William E. Thro (University of Kentucky) has posted No Angels in Academe: Ending the Constitutional Deference to Public Higher Education (5 Belmont University Law Review 27 (2018)) on SSRN. Here is the abstract:
The Constitution reflects a Calvinist perspective—a fundamental distrust of humans and human institutions. Neither the People nor the People's Agents are angels; they are flawed individuals who will pursue self-interest, abuse power, and engage in corruption. The Constitution protects the liberty of the People—individually and collectively—from the People’s Agents and the ever-shifting political winds. Instead of an all-powerful national government, the Constitution “split the atom of sovereignty . . . establishing two orders of government, each with its own direct relationship, its own privity, its own set of mutual rights and obligations to the people who sustain it and are governed by it.” Rather than combining executive, legislative, and judicial power in a single parliament dominated by the majority party of the day, the Constitution “protects us from our own best intentions” by preventing the concentration of “power in one location as an expedient solution to the crisis of the day.” Because “all . . . are created equal and endowed by their creator with certain unalienable rights,” the Constitution “withdraws certain subjects from the vicissitudes of political controversy” and “places them beyond the reach of majorities and officials.”
When the Will of the People's Agents as expressed in the statutes or executive actions contradicts the Will of the People as expressed in the Constitution, then the judiciary must ensure that the Constitution prevails.
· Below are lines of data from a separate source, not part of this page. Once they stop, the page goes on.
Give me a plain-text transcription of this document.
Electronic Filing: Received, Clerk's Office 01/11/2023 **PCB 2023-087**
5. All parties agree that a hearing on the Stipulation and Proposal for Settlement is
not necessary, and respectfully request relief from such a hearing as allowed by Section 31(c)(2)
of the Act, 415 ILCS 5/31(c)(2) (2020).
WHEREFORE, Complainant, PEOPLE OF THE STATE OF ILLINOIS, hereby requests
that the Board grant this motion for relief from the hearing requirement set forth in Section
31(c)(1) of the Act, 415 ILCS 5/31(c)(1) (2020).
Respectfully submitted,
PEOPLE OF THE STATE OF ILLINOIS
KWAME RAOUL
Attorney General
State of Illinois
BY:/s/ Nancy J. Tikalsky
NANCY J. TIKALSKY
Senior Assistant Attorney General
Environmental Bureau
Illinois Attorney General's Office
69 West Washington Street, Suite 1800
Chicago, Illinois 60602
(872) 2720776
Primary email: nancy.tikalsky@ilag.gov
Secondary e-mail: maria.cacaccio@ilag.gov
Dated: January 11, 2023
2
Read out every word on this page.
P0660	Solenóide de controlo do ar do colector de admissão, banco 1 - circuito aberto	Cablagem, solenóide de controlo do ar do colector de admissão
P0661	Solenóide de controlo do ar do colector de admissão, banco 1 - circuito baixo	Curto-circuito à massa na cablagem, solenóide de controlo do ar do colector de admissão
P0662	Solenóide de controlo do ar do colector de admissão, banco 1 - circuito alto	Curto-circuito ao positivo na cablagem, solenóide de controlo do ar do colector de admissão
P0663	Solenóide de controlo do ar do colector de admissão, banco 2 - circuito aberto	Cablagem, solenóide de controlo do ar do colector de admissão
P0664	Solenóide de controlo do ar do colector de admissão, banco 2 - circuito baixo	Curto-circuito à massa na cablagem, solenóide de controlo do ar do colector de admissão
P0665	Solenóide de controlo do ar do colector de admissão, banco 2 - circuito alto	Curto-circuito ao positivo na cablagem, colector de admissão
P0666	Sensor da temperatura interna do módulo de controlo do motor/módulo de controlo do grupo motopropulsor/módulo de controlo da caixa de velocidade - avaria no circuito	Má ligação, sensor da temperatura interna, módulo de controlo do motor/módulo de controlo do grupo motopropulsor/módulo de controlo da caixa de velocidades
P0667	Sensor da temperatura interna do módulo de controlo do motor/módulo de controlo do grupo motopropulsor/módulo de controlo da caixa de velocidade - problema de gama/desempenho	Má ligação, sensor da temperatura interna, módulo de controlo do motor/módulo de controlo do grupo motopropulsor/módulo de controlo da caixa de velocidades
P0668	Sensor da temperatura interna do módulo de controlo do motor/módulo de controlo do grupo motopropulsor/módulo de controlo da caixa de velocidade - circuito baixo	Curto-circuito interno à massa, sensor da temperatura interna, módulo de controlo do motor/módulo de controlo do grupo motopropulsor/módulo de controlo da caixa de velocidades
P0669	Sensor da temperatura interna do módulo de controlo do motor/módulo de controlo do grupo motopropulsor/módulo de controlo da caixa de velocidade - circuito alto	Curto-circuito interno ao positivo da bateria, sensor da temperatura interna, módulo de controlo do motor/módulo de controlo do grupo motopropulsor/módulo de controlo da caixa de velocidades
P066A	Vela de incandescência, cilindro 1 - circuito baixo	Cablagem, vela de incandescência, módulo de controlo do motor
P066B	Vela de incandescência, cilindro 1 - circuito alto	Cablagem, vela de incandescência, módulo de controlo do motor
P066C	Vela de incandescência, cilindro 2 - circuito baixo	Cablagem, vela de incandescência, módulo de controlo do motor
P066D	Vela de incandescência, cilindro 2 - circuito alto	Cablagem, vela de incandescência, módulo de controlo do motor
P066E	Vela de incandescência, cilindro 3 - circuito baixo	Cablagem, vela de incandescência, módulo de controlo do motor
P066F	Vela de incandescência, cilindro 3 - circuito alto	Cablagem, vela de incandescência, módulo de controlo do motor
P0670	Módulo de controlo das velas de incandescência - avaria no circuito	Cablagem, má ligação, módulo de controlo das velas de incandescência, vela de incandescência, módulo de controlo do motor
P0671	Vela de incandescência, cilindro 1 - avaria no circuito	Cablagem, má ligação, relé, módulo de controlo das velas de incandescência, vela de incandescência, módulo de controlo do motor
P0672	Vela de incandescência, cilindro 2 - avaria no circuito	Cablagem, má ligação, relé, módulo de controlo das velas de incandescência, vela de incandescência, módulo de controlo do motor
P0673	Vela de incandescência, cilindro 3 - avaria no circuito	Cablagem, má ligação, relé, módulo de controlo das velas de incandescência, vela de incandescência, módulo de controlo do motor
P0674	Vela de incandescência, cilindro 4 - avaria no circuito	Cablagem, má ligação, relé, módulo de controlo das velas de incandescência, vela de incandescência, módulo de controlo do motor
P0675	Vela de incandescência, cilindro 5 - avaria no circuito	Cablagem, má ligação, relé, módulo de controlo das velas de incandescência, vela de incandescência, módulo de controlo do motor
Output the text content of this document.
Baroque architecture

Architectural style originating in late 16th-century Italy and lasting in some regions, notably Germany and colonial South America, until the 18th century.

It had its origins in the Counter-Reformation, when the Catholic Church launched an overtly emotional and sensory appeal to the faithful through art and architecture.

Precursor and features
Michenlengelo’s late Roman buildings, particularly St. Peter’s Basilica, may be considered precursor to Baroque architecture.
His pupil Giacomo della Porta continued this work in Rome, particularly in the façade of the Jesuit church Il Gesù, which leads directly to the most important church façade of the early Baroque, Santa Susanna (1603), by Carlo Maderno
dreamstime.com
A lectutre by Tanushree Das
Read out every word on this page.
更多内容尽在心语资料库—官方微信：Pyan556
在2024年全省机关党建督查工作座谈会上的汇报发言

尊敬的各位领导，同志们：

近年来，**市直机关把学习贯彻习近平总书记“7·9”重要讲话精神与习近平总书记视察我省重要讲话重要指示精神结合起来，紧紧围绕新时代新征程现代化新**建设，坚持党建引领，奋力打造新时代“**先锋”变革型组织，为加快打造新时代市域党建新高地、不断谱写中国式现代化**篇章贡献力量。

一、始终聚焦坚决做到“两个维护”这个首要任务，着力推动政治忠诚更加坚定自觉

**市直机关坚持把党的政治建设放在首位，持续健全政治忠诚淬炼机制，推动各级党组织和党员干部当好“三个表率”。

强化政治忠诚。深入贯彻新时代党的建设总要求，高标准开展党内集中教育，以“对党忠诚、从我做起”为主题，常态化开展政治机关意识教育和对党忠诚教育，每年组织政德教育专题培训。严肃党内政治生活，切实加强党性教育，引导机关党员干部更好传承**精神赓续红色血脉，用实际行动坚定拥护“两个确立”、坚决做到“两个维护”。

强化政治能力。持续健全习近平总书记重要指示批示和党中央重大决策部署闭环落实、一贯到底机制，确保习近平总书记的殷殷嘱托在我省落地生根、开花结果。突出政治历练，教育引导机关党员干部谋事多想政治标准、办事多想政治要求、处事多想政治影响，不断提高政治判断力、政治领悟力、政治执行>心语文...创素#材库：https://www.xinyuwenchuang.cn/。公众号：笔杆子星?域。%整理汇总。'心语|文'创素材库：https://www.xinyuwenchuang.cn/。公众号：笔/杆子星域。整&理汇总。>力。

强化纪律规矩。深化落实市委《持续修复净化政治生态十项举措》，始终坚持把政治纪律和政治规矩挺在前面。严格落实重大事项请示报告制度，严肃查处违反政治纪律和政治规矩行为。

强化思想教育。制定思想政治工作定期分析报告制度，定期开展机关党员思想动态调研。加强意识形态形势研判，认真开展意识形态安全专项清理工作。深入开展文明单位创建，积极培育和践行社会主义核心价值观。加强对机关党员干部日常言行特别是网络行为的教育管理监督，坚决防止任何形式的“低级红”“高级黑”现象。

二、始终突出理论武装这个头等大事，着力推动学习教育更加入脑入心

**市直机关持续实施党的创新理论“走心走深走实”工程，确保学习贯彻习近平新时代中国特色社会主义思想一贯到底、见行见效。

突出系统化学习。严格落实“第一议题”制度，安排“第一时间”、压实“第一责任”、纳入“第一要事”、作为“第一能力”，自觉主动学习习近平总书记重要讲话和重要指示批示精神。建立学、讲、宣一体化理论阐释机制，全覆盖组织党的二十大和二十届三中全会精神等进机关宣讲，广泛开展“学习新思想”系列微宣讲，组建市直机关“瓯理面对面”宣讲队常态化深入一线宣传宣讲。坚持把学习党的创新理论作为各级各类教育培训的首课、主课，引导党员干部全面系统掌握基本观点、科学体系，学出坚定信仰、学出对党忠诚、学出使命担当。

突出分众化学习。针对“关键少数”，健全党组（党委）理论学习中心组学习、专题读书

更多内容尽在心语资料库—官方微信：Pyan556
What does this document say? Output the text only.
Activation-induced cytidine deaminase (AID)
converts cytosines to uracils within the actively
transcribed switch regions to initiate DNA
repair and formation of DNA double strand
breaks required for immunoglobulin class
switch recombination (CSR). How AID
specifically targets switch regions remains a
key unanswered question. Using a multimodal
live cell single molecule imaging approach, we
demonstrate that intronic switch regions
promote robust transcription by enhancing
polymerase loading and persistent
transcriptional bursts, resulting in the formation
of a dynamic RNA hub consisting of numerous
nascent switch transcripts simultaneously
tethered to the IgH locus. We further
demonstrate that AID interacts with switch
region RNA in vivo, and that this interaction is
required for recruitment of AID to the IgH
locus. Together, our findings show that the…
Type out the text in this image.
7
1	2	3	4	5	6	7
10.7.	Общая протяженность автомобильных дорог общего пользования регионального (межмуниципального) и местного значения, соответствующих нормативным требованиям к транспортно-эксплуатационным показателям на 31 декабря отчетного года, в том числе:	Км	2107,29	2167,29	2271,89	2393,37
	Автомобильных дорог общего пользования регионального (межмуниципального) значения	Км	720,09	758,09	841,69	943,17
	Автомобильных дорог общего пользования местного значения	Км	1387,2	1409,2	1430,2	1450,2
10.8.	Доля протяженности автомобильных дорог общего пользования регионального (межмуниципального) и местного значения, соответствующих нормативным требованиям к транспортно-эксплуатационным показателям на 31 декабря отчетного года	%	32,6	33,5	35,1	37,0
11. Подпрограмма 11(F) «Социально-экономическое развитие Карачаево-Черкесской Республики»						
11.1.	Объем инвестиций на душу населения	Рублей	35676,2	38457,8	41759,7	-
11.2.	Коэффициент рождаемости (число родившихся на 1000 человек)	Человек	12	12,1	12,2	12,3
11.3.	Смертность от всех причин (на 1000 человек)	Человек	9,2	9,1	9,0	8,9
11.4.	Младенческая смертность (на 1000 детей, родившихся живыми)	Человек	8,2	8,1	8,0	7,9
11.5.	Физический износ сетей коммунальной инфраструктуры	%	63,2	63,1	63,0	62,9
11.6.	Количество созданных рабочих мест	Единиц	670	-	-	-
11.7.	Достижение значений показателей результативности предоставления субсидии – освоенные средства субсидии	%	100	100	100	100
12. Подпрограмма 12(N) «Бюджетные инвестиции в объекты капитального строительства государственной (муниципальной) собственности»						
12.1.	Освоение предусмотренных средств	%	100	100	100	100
Because judicial review is inherently anti-democratic and because judges are flawed humans who also need to be limited, the judiciary must apply the original public meaning of the constitutional text or, when such an interpretation is inconclusive, a constitutional construction consistent with the original public meaning. Judicial review must recognize constitutional actors are humans, not angels; there must be doubt, not deference. Although there have been occasions or even eras when the Court has failed the Republic, the Court generally has enforced the division of sovereignty, the separation of powers, and the guarantees of the Bill of Rights.
Yet, with respect to academe, a different constitutional paradigm prevails. In the view of the judiciary, higher education administrators are “angels”—entitled to greater deference than constitutional actors in other spheres. For example, constitutional actors in academe may: (1) utilize racial classifications for different purposes and with far greater deference; (2) force religious groups to admit those who disagree with the group’s basic faith tenets; and (3) impose life-altering punishments with little due process protections.
This Article’s thesis is simple—because public university administrators are no more angelic than other constitutional actors are, the judiciary’s deference to higher education officials must end. There is no reason for greater deference to the academy than to other governmental units. Instead, judges must subject higher education administrators to the same skepticism and doubt as other constitutional actors.
This Article has three parts. Part I examines how the Courts treat academe’s constitutional actors more deferentially than constitutional actors in other spheres. Specifically, it discusses different approaches concerning racial preferences, student religious groups’ freedom of association, and due process for students facing life-altering penalties. Part II details the consequences of the judiciary’s unwarranted deference to higher education. Racial preferences have significant costs, frequently do not help disadvantaged students, and are not necessary to the achievement of racial diversity. Forcing religious groups to admit non-believers undermines Confident Pluralism. Diminishing due process protections does nothing to help sexual assault victim-survivors. Part III details the possibility of ending this judicial deference to higher education through state constitutional provisions, federal statutory or regulatory changes, or overruling existing Supreme Court precedents. In particular, it explores the likelihood racial preferences in higher education will be treated the same as racial preferences in other context, student religious groups will have the associational rights as religious organizations outside of academe, and due process protections will be enhanced.